What is the Unified Patent Court (UPC)?
The Unified Patent Court, or UPC for short, is a new court with its own rules of procedure, which have elements of both continental European and Anglo-Saxon legal traditions. It has jurisdiction over disputes concerning unitary patents and existing and newly granted European patents.
The owner of a European patent can exclude the exclusive jurisdiction of the UPC for a transitional period of seven years by a so-called “opt-out declaration”.
The decisions of the UPC are effective for all participating (unitary patent) or designated (EP patent) EU member states. At the UPC, the same panel can decide on both the infringement and the validity of a patent.
Depending on the individual case, infringement and validity can also be decided in separate proceedings (so-called bifurcation). The case files are available online and thus freely accessible to the public. Upon request, the UPC decides whether individual documents are to be treated confidentially.
The UPC comprises a court of first instance and a court of appeal.
The nationalities of the judges on all panels are mixed. Thus, the German local chambers will each consist of two German and one foreign judge.
At the request of the parties or if an action for annulment is to be heard, the chambers can be supplemented by a technically qualified judge.

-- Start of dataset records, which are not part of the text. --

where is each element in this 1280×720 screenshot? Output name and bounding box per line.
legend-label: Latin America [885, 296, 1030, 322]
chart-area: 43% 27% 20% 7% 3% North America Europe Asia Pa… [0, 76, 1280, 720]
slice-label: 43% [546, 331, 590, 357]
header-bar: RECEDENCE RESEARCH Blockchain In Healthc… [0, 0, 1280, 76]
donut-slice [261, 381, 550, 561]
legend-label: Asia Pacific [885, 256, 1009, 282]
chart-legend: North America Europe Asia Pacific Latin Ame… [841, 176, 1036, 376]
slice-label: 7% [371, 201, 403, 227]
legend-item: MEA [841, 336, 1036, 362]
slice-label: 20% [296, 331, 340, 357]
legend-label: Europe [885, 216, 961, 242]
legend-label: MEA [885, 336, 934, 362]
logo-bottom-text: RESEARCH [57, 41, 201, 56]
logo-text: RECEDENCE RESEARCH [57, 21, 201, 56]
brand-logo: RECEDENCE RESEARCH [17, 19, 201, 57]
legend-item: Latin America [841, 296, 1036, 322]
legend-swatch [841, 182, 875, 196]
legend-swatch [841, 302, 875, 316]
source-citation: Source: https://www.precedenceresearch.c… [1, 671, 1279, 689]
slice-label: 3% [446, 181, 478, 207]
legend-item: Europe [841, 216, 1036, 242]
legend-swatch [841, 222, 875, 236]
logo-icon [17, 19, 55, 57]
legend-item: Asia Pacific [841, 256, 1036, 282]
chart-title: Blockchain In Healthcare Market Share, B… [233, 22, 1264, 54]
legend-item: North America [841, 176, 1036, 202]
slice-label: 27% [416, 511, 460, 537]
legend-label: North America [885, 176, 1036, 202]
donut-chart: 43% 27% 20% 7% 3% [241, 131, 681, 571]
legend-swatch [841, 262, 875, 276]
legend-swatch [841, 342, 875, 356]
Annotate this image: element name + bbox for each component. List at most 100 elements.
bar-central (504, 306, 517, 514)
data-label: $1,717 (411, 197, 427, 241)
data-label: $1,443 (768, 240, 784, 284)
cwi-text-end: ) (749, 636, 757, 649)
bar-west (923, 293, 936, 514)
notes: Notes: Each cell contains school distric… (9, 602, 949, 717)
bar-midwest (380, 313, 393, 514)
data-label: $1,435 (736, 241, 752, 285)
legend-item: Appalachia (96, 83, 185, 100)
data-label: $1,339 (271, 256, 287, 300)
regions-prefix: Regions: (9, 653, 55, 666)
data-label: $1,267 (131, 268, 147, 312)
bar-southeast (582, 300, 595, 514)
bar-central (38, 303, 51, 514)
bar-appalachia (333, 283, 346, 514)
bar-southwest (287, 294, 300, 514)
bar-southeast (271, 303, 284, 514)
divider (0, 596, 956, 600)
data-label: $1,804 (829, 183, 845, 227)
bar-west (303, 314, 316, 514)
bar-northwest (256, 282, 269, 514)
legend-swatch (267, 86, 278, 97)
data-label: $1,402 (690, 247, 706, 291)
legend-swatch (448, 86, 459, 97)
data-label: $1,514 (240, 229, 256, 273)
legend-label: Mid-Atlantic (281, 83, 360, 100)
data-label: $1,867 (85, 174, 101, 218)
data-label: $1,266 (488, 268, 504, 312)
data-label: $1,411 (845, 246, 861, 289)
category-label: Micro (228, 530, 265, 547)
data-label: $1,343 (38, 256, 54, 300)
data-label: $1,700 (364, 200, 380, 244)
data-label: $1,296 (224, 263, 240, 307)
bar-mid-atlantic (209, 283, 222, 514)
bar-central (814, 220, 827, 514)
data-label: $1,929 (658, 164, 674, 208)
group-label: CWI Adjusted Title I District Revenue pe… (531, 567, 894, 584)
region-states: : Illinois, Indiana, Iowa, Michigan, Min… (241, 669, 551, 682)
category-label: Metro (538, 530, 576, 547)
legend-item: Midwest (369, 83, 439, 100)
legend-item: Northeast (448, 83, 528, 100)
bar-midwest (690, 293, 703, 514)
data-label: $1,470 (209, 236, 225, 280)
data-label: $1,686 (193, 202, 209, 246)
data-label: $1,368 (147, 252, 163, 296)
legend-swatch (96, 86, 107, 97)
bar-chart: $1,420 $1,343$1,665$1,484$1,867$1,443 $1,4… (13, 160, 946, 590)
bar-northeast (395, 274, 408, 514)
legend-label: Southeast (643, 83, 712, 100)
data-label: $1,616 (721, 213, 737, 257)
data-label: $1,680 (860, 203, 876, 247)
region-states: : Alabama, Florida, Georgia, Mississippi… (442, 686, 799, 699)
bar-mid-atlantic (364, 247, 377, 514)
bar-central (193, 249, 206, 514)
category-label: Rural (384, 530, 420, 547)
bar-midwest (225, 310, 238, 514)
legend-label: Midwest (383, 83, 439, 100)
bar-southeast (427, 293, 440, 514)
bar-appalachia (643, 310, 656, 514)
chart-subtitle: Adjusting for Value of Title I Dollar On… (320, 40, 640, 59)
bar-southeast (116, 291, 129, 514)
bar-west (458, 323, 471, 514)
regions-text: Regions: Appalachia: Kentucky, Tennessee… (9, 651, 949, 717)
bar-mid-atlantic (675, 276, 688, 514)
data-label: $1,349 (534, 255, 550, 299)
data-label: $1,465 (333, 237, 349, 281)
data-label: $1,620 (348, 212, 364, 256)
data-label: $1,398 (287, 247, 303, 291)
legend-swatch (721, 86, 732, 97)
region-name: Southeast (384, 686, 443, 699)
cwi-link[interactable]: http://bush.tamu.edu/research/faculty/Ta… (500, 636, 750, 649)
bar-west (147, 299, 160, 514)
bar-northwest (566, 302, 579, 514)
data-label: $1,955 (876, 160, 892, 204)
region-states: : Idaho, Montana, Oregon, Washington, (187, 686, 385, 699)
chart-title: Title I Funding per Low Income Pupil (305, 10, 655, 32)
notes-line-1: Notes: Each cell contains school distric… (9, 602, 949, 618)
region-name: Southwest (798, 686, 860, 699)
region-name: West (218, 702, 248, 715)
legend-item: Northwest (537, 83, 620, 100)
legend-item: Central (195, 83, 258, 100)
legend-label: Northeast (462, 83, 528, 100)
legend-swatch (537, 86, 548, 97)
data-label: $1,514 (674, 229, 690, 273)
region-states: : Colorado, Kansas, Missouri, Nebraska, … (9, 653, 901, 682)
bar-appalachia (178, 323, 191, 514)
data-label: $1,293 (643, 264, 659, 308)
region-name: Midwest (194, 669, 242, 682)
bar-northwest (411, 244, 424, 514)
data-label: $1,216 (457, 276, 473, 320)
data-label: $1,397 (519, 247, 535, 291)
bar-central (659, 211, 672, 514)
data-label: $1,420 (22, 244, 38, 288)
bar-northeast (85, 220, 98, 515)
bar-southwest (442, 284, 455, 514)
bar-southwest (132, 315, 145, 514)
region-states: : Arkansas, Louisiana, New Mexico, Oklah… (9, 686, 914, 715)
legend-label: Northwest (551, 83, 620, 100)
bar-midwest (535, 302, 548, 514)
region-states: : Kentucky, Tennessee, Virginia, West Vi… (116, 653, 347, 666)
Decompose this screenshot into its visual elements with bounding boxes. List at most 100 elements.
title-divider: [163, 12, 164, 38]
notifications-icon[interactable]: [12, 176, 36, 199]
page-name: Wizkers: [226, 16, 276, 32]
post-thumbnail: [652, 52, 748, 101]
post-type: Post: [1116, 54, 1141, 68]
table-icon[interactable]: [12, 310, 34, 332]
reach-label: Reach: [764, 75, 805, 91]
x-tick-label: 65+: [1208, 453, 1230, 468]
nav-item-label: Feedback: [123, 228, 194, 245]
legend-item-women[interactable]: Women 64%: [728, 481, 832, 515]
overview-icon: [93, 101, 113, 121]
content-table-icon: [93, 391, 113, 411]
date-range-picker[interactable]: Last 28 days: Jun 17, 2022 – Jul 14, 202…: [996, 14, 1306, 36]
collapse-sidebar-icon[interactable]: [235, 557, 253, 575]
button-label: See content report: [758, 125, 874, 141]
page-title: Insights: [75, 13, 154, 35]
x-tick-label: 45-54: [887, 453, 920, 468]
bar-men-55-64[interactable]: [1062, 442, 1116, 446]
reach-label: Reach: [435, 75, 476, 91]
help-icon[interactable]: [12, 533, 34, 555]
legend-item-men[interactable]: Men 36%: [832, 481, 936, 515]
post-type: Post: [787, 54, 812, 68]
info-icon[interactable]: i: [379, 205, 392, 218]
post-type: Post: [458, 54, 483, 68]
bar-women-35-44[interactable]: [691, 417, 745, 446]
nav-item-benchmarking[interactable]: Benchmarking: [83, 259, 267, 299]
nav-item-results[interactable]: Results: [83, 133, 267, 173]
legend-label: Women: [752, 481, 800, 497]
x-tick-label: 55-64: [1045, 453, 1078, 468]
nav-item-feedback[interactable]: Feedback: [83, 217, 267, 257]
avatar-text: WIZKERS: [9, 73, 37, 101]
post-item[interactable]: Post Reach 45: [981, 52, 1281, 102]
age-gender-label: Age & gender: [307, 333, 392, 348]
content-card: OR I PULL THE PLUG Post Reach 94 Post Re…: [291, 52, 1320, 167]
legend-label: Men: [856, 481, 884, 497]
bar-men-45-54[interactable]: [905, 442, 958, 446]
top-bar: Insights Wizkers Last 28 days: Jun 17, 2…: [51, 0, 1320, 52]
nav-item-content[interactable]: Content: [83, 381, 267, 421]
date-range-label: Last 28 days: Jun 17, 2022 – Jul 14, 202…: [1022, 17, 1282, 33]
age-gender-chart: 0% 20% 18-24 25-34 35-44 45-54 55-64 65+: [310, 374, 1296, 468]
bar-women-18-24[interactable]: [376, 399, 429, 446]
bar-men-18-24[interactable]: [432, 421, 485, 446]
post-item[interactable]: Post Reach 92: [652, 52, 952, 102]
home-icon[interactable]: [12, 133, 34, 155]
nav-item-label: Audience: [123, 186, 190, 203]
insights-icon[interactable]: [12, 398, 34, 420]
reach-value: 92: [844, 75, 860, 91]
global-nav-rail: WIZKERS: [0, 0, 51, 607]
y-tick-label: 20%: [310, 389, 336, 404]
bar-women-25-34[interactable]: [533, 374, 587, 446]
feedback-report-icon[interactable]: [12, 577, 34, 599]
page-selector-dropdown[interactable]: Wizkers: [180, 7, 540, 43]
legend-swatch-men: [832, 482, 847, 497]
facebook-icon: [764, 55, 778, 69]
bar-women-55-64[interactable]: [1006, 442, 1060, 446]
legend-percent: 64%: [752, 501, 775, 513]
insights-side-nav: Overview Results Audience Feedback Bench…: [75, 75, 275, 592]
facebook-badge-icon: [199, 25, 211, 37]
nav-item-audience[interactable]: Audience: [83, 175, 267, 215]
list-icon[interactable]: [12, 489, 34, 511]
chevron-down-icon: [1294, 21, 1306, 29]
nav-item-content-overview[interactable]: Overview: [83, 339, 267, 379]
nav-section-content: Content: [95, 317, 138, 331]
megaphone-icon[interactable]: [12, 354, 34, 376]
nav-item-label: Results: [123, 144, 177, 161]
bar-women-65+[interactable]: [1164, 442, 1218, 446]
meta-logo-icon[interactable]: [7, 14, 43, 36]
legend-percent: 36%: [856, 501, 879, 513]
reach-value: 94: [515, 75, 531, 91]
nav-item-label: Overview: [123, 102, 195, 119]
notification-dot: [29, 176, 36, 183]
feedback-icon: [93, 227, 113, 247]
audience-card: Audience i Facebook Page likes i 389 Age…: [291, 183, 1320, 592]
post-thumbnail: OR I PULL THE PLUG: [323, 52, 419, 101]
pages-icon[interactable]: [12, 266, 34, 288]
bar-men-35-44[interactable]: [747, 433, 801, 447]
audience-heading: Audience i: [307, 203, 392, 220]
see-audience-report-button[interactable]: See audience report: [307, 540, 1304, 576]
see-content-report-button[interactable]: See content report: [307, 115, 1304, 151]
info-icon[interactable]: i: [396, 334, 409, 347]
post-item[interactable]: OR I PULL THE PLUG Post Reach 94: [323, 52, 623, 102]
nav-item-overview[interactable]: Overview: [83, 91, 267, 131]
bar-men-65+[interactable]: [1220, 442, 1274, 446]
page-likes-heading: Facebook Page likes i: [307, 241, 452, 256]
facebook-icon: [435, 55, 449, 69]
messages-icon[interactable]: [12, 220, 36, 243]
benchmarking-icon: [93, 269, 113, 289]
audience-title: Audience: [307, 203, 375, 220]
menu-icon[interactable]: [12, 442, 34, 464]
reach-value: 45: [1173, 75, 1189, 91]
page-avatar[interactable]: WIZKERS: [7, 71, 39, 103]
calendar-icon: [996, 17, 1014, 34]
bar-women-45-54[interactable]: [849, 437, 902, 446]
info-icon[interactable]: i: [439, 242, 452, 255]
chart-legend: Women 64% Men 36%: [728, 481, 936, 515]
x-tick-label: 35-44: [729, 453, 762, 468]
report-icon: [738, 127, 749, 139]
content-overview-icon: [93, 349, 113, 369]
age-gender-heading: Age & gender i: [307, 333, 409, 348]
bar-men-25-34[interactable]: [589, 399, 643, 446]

The Court of First Instance consists of a central chamber with seats in Paris and Munich and local chambers (and, if necessary, regional chambers) in the member states. In Germany, there will be four local chambers, namely in Düsseldorf, Mannheim, Munich and Hamburg, which are already internationally known for patent disputes; Germany is thus – in accordance with its already established outstanding role in patent law – by far the country with the largest capacities for UPC proceedings. Proceedings before the German local chambers can be conducted in German or – with the consent of the court – in the language of the patent in suit.The Court of Appeal will have its seat in Luxembourg. It is envisaged that the UPC can appeal to the Court of Justice of the European Union ECJ for the interpretation of EU law.